On 28 July, the several companies—consisting of about 400 men—from the 1st Battalion, 162nd Infantry Regiment, which had landed at Nassau Bay earlier in the month, arrived and relieved some of the Australian forces in the forward positions around Mount Tambu. Australian mortar crews and stretcher bearers remained in the line supporting the US troops, while one company from the Australian 2/5th Infantry Battalion continued to maintain a base around the mountain. On 30 July, an uphill company-level attack was made by the American troops, which failed. For his efforts in rescuing 12 wounded US soldiers during the attack while under fire, an Australian stretcher bearer from the 2/5th Infantry Battalion, Corporal Leslie Allen, was awarded the US Silver Star; his actions were captured in a photograph by Gordon Short.

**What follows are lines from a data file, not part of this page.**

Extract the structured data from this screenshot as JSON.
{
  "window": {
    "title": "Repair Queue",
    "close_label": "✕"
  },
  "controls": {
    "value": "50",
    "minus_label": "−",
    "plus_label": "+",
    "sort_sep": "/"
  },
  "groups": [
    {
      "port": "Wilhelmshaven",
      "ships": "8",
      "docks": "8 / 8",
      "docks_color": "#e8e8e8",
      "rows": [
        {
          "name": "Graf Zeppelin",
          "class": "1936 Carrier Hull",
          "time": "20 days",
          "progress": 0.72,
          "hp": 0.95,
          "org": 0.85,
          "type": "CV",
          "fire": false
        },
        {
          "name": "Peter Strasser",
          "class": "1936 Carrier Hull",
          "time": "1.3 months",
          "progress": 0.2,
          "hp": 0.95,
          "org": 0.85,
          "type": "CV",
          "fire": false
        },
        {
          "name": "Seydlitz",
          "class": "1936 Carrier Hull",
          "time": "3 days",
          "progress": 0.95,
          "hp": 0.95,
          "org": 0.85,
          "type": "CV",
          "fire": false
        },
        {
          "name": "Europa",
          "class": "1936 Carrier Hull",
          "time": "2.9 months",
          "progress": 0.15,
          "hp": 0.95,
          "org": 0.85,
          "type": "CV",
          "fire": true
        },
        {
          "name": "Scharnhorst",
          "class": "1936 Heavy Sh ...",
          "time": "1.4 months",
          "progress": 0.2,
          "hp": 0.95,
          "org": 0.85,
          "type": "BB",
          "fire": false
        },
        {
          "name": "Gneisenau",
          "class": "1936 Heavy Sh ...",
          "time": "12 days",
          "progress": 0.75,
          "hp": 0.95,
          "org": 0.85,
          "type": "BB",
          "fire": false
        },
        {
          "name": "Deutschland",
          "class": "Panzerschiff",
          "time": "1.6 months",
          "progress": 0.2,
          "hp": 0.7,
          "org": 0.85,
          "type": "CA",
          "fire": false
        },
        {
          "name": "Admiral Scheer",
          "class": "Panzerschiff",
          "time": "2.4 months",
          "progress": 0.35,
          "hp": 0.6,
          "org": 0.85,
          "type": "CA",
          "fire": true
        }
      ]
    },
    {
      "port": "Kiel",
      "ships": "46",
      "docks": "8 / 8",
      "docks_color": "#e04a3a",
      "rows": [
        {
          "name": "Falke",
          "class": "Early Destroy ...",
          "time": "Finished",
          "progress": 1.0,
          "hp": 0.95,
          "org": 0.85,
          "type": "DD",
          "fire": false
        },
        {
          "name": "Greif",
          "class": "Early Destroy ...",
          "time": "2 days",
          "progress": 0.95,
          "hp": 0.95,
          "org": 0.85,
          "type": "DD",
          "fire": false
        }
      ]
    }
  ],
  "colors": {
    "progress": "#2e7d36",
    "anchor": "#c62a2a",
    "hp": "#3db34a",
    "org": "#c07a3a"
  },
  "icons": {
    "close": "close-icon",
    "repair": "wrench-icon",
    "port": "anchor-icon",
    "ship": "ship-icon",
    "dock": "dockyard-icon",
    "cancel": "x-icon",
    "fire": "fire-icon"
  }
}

The Australian commander, Moten, looked for an indirect approach, focusing upon cutting the Japanese defenders' supply route along the Komiatum Track. This was completed on 16 August 1943, when the 2/6th Infantry Battalion secured the southern part of the Komiatum Ridge and then held it against determined Japanese counter-attacks, supported from its flanks by heavy machine gun fire from the 2/5th and small arms from the 42nd from Davidson Ridge. The Japanese defenders then withdrew from the position as they became threatened with encirclement.

==Aftermath==
Operations in the area continued for the rest of August and into September as the Japanese fought to hold the Allied advance on their final defensive line in front of Salamaua. Nevertheless, the Francisco River was crossed in late August, and the main Japanese position around Charlie Hill was taken in the first week of September. The Allies also launched a seaborne landing near Lae and an airborne landing at Nadzab as part of an operation to secure Lae, which Allied planners considered more important than Salamaua. Pressure had been maintained on Salamaua in an effort to draw reinforcements away from Lae but as the Lae operation developed, the Japanese moved about 5,000 to 6,000 troops away from Salamaua by sea, abandoning the badly bomb damaged town. In early September, Major General Edward Milford's 5th Division headquarters took over from the 3rd Division and the Australians launched the final effort to secure Salamaua. Bad weather hampered their efforts but the airfield and vicinity were eventually secured on 11 September by Australian forces from the 15th and 29th Brigades, after a brief engagement with the Japanese rearguard. Australian losses in the campaign were 343 men killed and 1,083 wounded, and 8,100 Japanese casualties, 2,722 being killed.